I have NO personal trauma
4. What is your opinion about the laws of 1886 giving Corporations "personal" status?
Mis-guided, to say the least
5. Is what is good for General Motors good for America or is what is good for America good for General Motors?
Yes and Yes..
6. As the quality of life for corporations increases does your quality of life increase or is the opposite true?
For the UAW, but not for the rest of us in general
7. Should the separation of church and state be expanded to include a strict separation of corporation and state?
The separation of Church and State is a myth...a hoax on the people....simple words, misinterpreted, and twisted by activists....
Simple words that meant to prohibit the government from imposing religious beliefs on the citizens through taxation or any other form of intimidation...
I would appreciate an involved and comprehensive discussion on these questions.
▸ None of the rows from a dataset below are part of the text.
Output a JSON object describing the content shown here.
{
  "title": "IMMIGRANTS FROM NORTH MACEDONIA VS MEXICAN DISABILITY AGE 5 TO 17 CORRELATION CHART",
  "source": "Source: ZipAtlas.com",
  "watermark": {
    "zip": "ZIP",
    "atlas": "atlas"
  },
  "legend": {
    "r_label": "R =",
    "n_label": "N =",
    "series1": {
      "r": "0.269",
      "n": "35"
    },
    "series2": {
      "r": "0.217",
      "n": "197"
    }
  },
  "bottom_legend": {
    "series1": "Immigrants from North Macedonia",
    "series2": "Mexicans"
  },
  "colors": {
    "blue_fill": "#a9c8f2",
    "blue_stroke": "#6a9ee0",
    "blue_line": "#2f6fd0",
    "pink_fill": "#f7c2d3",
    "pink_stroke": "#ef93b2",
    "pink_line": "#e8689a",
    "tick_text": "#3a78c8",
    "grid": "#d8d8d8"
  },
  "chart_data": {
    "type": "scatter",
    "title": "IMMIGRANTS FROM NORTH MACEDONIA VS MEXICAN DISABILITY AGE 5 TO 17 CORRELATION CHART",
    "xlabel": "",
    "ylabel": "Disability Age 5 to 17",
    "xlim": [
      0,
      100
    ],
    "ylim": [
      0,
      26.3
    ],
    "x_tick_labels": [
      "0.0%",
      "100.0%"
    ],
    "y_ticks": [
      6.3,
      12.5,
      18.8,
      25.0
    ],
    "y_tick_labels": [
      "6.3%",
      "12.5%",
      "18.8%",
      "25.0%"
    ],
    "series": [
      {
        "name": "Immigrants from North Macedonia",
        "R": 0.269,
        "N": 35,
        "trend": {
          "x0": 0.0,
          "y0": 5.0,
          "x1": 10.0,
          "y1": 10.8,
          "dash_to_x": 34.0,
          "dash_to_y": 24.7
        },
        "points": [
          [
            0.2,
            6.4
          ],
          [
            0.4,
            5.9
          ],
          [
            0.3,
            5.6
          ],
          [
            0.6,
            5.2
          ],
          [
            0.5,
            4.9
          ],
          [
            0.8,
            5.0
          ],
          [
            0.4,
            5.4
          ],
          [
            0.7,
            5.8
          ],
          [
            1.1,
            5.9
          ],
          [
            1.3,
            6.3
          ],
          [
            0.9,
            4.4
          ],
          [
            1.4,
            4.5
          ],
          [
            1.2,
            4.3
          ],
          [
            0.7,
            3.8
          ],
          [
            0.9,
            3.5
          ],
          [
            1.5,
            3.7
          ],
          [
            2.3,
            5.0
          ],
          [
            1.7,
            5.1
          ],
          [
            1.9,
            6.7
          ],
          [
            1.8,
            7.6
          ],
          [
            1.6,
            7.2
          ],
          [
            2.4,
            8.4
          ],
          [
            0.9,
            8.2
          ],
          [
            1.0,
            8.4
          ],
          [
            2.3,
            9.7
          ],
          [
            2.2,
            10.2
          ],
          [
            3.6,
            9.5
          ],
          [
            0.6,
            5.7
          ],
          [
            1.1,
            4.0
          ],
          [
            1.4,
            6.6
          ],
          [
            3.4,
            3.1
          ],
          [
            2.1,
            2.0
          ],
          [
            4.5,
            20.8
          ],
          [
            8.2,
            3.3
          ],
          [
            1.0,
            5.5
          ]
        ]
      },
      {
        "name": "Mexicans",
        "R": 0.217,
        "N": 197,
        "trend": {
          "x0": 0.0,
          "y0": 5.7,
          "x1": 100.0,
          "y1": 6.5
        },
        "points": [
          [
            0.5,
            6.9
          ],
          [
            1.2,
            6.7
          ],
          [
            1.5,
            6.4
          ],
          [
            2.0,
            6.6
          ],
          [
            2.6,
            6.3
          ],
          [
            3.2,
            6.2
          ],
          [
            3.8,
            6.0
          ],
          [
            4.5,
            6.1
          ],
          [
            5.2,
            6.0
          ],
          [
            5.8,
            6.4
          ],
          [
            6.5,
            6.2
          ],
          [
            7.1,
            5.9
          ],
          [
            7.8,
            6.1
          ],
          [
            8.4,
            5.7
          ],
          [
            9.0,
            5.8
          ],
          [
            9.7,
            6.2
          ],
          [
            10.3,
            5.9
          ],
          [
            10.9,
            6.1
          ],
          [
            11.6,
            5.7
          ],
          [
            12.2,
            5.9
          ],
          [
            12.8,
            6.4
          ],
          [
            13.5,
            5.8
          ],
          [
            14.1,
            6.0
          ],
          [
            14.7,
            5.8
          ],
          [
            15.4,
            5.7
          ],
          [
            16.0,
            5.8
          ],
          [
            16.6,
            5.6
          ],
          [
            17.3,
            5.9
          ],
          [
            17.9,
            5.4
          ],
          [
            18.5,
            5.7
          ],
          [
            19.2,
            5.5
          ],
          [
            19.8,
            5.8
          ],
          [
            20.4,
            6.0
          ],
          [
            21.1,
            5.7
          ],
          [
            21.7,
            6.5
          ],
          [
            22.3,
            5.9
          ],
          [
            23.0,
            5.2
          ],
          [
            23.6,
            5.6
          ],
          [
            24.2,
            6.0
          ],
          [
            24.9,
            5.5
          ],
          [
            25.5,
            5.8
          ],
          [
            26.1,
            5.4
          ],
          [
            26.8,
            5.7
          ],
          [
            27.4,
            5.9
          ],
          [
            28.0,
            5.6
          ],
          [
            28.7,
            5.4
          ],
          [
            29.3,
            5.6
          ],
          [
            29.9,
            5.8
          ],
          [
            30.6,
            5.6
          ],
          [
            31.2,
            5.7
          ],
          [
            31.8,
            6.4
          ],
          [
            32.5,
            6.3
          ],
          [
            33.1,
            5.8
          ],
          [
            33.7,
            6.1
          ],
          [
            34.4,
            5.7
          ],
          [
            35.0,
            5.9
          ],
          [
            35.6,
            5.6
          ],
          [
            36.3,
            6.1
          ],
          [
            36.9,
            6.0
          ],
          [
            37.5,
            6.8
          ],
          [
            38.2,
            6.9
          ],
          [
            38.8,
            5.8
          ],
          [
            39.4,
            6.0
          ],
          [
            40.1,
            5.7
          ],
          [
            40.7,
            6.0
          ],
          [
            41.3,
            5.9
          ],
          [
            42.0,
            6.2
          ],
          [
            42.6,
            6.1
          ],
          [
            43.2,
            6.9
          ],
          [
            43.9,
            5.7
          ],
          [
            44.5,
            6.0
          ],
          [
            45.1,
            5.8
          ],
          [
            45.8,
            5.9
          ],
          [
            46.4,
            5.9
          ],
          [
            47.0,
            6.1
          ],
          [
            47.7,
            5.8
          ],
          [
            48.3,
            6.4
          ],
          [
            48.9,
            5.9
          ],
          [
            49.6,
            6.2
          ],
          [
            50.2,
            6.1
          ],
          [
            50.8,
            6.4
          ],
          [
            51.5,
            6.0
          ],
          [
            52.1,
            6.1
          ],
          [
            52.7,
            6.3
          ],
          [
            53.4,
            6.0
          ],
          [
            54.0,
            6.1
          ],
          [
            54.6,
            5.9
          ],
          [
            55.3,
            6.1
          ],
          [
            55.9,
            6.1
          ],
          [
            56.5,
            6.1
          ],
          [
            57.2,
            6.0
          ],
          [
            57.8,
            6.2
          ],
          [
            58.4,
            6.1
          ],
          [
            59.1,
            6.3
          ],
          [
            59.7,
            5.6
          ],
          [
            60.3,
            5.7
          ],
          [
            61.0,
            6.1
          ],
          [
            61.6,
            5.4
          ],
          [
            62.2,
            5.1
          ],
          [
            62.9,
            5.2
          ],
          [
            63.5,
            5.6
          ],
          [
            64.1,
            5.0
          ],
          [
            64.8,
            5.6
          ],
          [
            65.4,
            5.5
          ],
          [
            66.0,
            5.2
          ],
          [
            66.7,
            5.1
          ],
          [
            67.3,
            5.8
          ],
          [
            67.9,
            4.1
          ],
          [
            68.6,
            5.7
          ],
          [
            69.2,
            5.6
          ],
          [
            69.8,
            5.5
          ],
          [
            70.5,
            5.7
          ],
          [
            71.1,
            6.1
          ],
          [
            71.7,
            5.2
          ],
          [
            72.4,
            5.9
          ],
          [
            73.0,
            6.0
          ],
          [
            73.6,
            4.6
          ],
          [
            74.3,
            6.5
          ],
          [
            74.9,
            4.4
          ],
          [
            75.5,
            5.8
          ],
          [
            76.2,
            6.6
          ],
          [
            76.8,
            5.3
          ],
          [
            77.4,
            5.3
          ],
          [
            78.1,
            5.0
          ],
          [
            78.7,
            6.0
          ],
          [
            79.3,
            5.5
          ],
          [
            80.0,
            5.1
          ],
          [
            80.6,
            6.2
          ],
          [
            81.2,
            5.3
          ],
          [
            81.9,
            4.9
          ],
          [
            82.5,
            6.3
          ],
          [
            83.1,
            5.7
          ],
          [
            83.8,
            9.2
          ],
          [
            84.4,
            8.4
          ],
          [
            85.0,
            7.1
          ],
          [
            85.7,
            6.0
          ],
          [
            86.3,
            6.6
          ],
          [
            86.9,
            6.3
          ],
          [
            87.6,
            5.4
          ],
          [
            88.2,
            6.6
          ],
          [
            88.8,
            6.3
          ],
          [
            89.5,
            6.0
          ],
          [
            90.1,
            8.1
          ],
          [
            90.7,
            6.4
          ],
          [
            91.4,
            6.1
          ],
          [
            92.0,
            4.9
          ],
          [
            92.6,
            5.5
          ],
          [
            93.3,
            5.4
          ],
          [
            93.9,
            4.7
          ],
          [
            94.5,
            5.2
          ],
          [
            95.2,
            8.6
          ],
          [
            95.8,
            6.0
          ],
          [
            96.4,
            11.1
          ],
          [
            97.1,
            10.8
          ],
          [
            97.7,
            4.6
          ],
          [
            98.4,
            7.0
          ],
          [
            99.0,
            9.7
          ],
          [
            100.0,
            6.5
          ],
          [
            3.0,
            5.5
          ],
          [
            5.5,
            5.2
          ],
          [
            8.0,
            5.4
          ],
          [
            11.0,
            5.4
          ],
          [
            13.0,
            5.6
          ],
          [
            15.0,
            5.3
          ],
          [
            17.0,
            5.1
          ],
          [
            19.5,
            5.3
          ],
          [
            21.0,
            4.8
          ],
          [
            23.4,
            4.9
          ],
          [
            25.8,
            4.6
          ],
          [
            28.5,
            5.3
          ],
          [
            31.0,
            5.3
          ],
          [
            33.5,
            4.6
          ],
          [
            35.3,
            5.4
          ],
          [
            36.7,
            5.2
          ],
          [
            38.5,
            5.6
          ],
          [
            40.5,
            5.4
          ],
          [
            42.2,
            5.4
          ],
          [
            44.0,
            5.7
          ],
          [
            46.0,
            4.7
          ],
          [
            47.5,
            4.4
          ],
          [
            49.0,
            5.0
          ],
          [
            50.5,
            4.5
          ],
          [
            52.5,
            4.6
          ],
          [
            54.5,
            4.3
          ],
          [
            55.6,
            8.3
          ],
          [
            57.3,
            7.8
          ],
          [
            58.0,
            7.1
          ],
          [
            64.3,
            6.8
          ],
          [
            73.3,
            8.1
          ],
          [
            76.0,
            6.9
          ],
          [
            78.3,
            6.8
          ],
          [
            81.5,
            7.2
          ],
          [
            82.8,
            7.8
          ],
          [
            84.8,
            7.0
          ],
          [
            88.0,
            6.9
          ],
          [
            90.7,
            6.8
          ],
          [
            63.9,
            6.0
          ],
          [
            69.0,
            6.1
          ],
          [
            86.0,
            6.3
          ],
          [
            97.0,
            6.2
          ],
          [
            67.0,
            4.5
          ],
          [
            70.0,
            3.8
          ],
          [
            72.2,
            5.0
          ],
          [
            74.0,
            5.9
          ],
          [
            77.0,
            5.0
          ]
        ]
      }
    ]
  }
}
In any event, can I offer anyone a nugget of enjoyment and mind expansion?!?!?!?!?!?!?!?!?
:beer::cheers2::beer:
Psychobluess
Psychoblues
12-23-2008, 01:44 AM
Well, considering that you already live in your own form of Utopia but can't stand it anyway, slither, I would suggest that it is not you from whom I would expect a credible discussion.
s
Have another toke and kiss this: :pee:
:beer::cheers2::beer:
Psychoblues
PostmodernProphet
12-23-2008, 06:50 AM
I really do wish for a comprehensive discussion of the points and questions that I ask in the OP as I am interested in possibly re-entering the political field and hopefully being of some significant good to the society at large.
If you really want to accomplish something significantly good for society at large stay out of politics....the last thing society needs is another person who thinks that what the Democrats do is "pro-business" in any fashion.....
Psychoblues
12-23-2008, 07:00 AM
My "pro-business" attitude has done far more than any of your stifle the people bullshit, pmp.
If you really want to accomplish something significantly good for society at large stay out of politics....the last thing society needs is another person who thinks that what the Democrats do is "pro-business" in any fashion.....
I thought you were more honest than that!!!!!!!!!!!!!!!!!!
Maybe your honesty is more self pity and defeating than I ever imagined!!!!!!!!!!!!!!!!!!